"Not so very far off, Cousin Elsè," she said. "I often think it is very near. If it were not so, how could the angels be so much with us and yet with God?"
"But life seems so long, now Fritz is gone."
"Not so very long, Cousin Elsè," she said. "I often think it may be very short, and often I pray it may."
"Eva!" I exclaimed, "you surely do not pray that you may die?"
"Why not?" she said, very quietly. "I think if God took us to himself, we might help those we love better there than at Eisenach, or perhaps even in the convent. And it is there we shall meet again, and there are never any partings. My father told me so," she added, "before he died."
Then I understood how Eva mourns for Fritz, and why she does not weep; but I could only say—
"O Eva, do not pray to die. There are all the saints in heaven: and you help us so much more here!"
February 8.
I cannot feel at all reconciled to losing Fritz, nor do I think I ever shall. Like all the other troubles, it was no doubt meant to do me good; but it does me none, I am sure, although of course, that is my fault. What did me good was being happy, as I was when Fritz came back; and that is passed for ever.

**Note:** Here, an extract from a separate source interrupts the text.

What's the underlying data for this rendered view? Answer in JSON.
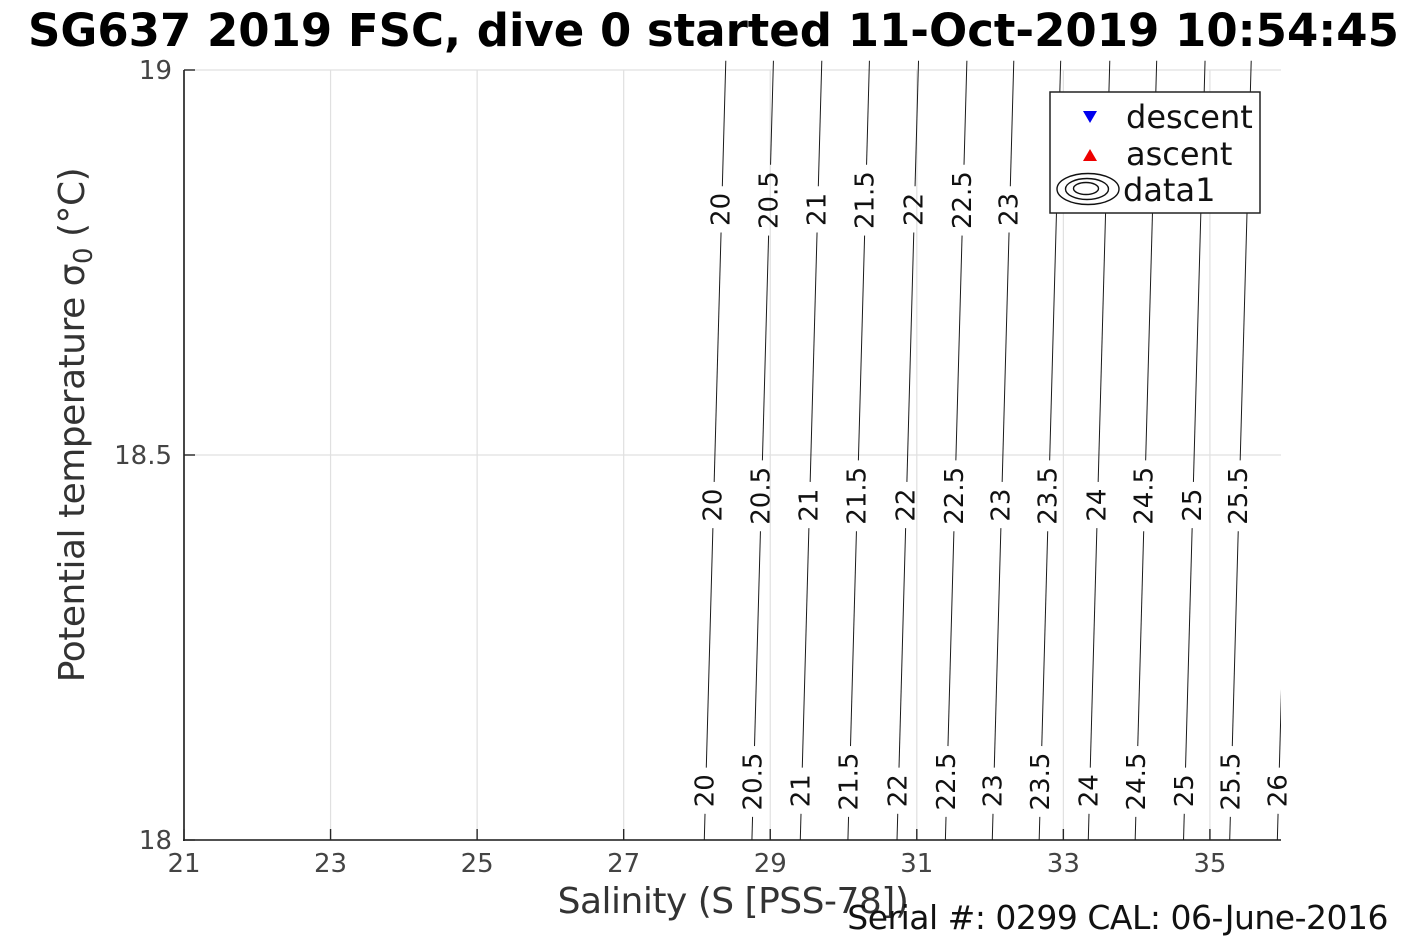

My great comfort is our grandmother. The mother and Eva look on everything from such sublime heights; but my grandmother feels more as I do. Often, indeed, she speaks very severely of Fritz, which always does me good, because, of course, I defend him, and then she becomes angry, and says we are an incomprehensible family, and have the strangest ideas of right and wrong, from my father downward, she ever heard of; and then I grow angry, and say my father is the best and wisest man in the Electoral States. Then our grandmother begins to lament over her poor, dear daughter, and the life she has led, and rejoices, in a plaintive voice, that she herself has nearly done with the world altogether; and then I try to comfort her, and say that I am sure there is not much in the world to make any one wish to stay in it; and, having reached this point of despondency, we both cry and embrace each other, and she says I am a poor, good child, and Fritz was always the delight of her heart, which I know very well;—and thus we comfort each other. We have, moreover, solemnly resolved, our grandmother and I, that, whatever comes of it, we will never call Fritz anything but Fritz.